La DFJ demande aux confessions religieuses …

« …merci aux femmes juristes qui apprennent aux autres femmes leurs droits, je pense que l’Eglise doit les soutenir. », a déclaré un représentant d’une confession religieuse invitée à la séance.

La DFJ demande aux confessions religieuses de promouvoir la participation de la femme au sein de leurs institutions.

C’est ce jeudi, 23 mars 2017 au cours d’une séance de plaidoyer organisée à l’intention des chefs des confessions religieuses et qui a réuni des représentantes et représentants des organisations de la société civile en ville de Goma à l’Est de la République Démocratique du Congo que la demande a été lancée.
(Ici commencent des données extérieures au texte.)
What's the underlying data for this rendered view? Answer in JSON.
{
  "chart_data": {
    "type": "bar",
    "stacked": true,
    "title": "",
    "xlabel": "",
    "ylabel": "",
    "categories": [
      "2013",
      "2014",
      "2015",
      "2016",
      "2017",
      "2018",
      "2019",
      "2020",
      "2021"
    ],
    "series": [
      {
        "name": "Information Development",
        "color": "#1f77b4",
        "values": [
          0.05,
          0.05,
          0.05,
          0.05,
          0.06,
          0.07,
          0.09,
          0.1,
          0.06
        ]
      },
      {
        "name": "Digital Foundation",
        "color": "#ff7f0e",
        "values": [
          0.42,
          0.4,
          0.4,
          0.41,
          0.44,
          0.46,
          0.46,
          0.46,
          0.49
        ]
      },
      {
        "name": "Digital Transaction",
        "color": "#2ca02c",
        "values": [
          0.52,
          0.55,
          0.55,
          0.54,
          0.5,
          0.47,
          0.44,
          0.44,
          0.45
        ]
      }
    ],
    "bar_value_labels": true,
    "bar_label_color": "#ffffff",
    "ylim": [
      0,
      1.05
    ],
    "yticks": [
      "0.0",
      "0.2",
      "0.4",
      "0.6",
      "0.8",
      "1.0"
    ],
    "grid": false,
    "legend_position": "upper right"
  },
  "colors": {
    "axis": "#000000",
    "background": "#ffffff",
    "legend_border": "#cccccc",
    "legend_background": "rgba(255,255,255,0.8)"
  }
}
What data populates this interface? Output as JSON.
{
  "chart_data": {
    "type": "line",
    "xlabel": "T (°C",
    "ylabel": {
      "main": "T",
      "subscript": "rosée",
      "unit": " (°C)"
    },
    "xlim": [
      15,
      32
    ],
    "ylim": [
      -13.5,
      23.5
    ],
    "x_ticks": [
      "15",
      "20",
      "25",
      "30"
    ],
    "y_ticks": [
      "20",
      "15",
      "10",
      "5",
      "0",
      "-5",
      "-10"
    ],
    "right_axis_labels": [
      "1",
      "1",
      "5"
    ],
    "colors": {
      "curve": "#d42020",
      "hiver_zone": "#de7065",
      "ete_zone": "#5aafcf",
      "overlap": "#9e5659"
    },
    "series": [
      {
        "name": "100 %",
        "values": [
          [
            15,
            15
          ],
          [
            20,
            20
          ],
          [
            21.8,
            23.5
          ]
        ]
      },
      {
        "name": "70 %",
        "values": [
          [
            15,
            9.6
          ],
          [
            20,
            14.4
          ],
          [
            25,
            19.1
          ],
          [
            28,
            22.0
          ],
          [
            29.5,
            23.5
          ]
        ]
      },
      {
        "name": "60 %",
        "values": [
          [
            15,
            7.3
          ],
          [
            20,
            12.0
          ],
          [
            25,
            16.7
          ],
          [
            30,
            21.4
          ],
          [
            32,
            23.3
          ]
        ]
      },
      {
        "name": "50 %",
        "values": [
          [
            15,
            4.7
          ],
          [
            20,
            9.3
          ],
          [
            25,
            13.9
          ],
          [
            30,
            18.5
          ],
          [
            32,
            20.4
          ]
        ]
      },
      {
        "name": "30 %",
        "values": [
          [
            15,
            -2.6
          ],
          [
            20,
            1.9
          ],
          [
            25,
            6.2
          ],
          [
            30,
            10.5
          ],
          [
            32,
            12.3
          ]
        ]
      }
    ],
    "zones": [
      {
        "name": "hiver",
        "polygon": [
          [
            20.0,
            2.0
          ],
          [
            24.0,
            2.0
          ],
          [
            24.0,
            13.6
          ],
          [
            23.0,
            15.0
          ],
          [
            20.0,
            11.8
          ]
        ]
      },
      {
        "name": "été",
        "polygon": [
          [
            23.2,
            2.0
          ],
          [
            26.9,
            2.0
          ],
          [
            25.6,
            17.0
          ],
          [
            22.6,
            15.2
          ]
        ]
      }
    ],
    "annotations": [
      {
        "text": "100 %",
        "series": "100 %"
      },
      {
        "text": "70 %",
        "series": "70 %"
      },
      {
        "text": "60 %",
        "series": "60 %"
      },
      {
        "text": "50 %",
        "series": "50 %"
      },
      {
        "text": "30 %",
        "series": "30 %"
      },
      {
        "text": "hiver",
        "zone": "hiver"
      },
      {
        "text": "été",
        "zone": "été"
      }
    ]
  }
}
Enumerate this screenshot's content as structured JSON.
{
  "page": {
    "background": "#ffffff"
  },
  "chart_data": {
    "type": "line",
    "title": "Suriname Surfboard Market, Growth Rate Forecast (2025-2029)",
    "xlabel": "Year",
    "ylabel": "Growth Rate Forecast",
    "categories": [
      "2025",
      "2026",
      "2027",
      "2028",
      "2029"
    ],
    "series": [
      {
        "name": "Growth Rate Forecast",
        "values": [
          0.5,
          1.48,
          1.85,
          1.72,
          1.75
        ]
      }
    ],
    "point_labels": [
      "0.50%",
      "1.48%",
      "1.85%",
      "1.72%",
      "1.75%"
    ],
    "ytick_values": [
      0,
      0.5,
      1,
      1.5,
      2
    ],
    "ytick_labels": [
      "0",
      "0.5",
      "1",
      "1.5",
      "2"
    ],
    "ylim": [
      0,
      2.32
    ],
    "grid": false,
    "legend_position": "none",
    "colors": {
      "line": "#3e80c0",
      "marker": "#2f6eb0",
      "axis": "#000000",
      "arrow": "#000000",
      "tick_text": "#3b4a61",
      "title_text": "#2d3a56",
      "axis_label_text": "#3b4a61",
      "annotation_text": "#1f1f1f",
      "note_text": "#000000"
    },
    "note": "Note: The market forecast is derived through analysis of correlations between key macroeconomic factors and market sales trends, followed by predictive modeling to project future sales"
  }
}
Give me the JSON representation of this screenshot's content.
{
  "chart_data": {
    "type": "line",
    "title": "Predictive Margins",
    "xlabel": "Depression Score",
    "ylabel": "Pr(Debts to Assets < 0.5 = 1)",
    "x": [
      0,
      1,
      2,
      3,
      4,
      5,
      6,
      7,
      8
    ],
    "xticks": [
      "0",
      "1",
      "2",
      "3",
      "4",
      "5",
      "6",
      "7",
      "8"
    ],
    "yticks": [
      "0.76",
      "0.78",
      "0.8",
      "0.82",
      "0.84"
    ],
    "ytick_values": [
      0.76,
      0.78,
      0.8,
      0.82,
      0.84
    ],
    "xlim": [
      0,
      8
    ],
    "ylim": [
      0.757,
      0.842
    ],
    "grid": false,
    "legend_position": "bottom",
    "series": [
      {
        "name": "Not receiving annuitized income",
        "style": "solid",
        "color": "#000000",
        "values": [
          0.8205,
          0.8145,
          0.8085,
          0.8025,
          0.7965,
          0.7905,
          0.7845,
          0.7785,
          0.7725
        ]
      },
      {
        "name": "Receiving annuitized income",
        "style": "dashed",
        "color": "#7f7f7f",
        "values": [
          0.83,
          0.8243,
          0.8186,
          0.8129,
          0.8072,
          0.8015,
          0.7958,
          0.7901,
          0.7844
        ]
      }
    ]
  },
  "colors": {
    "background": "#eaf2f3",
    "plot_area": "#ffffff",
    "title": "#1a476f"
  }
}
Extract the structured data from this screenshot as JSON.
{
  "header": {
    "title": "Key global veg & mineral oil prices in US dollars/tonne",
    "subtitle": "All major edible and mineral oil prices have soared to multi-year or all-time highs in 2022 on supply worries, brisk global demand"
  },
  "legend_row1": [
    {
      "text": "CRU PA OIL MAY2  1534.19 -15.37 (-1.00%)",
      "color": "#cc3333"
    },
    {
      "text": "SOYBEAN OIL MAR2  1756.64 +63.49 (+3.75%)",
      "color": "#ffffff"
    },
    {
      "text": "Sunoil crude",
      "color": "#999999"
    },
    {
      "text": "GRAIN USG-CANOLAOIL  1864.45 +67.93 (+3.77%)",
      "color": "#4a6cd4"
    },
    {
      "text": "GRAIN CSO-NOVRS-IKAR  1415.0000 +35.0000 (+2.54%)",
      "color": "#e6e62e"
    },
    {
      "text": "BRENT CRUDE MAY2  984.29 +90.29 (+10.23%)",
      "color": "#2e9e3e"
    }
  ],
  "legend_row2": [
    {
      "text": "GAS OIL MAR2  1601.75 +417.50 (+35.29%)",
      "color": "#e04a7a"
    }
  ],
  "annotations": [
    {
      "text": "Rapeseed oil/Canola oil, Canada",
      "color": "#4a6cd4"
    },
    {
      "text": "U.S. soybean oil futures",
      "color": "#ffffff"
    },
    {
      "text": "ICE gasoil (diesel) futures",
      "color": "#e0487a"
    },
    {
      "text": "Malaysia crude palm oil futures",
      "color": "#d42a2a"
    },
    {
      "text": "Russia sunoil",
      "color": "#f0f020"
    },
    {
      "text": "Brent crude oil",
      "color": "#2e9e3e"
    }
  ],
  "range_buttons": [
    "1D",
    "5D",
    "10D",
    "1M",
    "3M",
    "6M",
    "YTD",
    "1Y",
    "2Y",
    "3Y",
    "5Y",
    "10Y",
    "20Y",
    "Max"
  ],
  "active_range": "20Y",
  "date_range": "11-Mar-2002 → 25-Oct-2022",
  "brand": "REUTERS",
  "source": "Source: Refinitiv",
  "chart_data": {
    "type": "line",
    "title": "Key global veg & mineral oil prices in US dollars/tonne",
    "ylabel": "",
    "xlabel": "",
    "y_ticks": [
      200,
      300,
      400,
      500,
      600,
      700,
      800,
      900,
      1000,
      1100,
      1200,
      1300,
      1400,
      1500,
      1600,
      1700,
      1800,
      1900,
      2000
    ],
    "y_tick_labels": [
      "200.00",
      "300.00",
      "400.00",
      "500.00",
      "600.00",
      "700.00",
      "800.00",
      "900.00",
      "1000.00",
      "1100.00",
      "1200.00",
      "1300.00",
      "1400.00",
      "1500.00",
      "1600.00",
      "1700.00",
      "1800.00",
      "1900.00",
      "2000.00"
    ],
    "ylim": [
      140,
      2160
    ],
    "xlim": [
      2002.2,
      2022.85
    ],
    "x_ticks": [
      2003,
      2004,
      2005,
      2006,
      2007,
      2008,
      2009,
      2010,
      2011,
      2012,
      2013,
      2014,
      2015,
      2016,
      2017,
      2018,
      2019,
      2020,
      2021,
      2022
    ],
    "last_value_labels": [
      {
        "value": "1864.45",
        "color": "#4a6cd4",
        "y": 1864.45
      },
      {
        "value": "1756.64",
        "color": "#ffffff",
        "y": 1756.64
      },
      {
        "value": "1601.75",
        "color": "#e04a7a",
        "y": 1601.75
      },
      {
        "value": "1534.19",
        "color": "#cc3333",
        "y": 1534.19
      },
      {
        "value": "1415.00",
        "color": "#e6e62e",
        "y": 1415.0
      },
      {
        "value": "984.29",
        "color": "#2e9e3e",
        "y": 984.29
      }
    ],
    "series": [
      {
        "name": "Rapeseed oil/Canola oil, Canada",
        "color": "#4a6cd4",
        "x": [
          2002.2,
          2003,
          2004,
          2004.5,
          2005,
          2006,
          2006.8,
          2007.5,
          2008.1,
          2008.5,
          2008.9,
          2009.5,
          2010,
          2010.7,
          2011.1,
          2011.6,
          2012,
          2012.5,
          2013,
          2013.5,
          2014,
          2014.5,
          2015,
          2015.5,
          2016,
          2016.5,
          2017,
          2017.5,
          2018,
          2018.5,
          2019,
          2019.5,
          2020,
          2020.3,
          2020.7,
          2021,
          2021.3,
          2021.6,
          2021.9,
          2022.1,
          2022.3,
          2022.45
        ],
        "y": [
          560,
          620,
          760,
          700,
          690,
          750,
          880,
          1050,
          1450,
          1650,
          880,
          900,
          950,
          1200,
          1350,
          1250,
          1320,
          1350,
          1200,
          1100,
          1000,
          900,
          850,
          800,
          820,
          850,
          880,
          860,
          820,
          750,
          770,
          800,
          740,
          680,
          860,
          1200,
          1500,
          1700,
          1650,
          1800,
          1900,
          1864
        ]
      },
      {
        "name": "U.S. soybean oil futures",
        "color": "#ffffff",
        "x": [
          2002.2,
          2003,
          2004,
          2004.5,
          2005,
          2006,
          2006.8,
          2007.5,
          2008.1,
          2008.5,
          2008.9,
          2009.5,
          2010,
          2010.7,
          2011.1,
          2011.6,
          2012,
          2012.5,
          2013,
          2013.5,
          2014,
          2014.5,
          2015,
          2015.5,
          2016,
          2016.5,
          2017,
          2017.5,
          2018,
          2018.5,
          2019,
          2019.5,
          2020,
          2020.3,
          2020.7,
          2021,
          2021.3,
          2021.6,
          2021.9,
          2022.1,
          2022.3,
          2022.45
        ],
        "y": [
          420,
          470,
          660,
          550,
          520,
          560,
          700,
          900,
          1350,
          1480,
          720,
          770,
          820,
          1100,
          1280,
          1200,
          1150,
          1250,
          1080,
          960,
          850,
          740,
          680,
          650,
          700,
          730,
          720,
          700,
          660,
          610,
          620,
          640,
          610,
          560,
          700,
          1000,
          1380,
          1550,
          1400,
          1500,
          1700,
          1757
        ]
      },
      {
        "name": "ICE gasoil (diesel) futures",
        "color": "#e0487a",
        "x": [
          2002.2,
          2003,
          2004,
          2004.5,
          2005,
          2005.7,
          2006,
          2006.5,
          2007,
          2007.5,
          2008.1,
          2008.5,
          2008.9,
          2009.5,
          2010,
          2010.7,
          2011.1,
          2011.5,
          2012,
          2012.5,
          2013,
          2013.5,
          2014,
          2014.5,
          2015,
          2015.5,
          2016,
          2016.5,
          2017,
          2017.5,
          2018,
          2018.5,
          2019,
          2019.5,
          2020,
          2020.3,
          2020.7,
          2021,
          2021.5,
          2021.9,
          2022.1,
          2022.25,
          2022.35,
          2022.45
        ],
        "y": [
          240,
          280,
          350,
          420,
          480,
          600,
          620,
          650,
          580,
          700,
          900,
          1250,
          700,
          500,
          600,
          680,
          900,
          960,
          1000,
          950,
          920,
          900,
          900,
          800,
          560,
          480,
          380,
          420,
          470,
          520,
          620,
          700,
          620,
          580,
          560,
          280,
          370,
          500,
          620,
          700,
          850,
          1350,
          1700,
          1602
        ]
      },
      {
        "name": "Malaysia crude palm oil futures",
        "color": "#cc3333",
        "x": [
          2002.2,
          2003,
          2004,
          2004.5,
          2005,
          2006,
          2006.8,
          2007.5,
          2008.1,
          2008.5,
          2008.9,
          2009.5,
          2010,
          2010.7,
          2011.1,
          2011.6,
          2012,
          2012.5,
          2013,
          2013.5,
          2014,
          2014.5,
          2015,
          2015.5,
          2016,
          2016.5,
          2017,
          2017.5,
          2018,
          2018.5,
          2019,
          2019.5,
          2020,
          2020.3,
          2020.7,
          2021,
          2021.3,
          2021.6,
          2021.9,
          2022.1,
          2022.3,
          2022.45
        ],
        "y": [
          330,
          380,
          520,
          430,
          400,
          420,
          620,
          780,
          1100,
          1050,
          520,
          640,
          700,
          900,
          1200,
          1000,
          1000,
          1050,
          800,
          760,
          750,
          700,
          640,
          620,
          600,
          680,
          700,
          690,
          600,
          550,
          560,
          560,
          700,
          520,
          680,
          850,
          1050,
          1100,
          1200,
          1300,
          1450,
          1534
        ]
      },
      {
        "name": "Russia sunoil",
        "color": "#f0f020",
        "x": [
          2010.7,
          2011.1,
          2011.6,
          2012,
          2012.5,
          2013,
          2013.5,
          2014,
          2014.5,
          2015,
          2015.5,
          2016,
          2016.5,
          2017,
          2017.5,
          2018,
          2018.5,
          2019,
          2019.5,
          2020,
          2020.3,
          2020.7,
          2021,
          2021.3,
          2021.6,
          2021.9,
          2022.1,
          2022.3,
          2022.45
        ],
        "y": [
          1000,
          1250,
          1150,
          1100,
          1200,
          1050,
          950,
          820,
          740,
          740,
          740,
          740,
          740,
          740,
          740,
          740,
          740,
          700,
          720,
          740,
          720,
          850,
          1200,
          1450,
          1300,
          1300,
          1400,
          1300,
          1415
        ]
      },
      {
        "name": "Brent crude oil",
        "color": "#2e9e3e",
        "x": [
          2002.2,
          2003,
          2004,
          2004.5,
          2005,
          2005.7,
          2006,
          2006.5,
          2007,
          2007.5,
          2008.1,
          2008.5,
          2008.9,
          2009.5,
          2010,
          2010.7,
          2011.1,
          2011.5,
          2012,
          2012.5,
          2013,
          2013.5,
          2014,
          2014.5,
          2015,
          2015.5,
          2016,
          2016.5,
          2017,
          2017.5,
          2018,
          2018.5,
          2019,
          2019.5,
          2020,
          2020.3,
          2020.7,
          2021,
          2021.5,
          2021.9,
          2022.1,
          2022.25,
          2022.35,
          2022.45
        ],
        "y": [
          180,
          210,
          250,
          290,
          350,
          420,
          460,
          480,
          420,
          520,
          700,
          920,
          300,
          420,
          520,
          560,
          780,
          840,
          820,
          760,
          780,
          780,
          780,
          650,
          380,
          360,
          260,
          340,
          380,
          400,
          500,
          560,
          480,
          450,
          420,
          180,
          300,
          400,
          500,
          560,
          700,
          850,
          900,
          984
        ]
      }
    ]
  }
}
L’action s’inscrit dans le cadre de la politique globale de la Dynamique des Femmes Juristes (DFJ) et de manière particulière dans le cadre du projet de promotion du genre et de lutte contre les violences sexuelles et basées sur le genre financé par OXFAM Novib.

Au cours de la séance, le représentant de chaque confession religieuse a présenté brièvement la politique de sa confession en ce qui concerne la promotion du genre et en particulier la participation de la femme à la prise des décisions au sein de sa confession.

Globalement, il a été constaté que la participation de la femme à la prise des décisions au sein des confessions religieuses reste marginale et que les doctrines religieuses restent le principal frein. En effet, dans certaines confessions religieuses, les femmes sont représentées à moins de 10% dans les organes de prise des décisions. Exception faite à une minorité des confessions religieuses, la plupart n’ont pas une politique promotion du genre moins encore un plan d’intégration des femmes dans les organes qui prennent les décisions sur la vie de la confession, décisions auxquelles les femmes sont aussi soumises.

Sur cette base, des recommandations spécifiques ont été formulées et adressées par les participantes et participants à chaque confession religieuse représentées. Ces recommandations, qui ont été traduites sous forme d’actions à mener, partent de la conscientisation des femmes au sein des confessions religieuses sur leurs droits, passent par des actions synergiques entre organisations de la société civile travaillant pour les droits des femmes et confessions religieuses, des séances d’échange entre hommes et femmes, et aboutissent au partage d’expériences entre les confessions religieuses ayant fait des progrès dans la participation de la femme et la promotion du genre.

Toutes ces recommandations et bien d’autres qui ont précédé seront logées dans une convention qui sera un contrat social entre les membres des communautés de base et les autorités, leaders d’opinion afin de promouvoir le genre et lutter efficacement contre les violences sexuelles et basées sur le genre collectivement et individuellement.

Pour la Dynamique des Femmes Juristes, l’enjeu est grand au regard de l’influence que les confessions religieuses et les normes qu’elles édictent exercent sur la vie sociale en général et celle de leurs fidèles en particulier. Le travail qui suivra la prise de ces engagements est donc capital parce qu’il inclut l’accompagnement de ces confessions religieuses dans la mise en œuvre des engagements pris.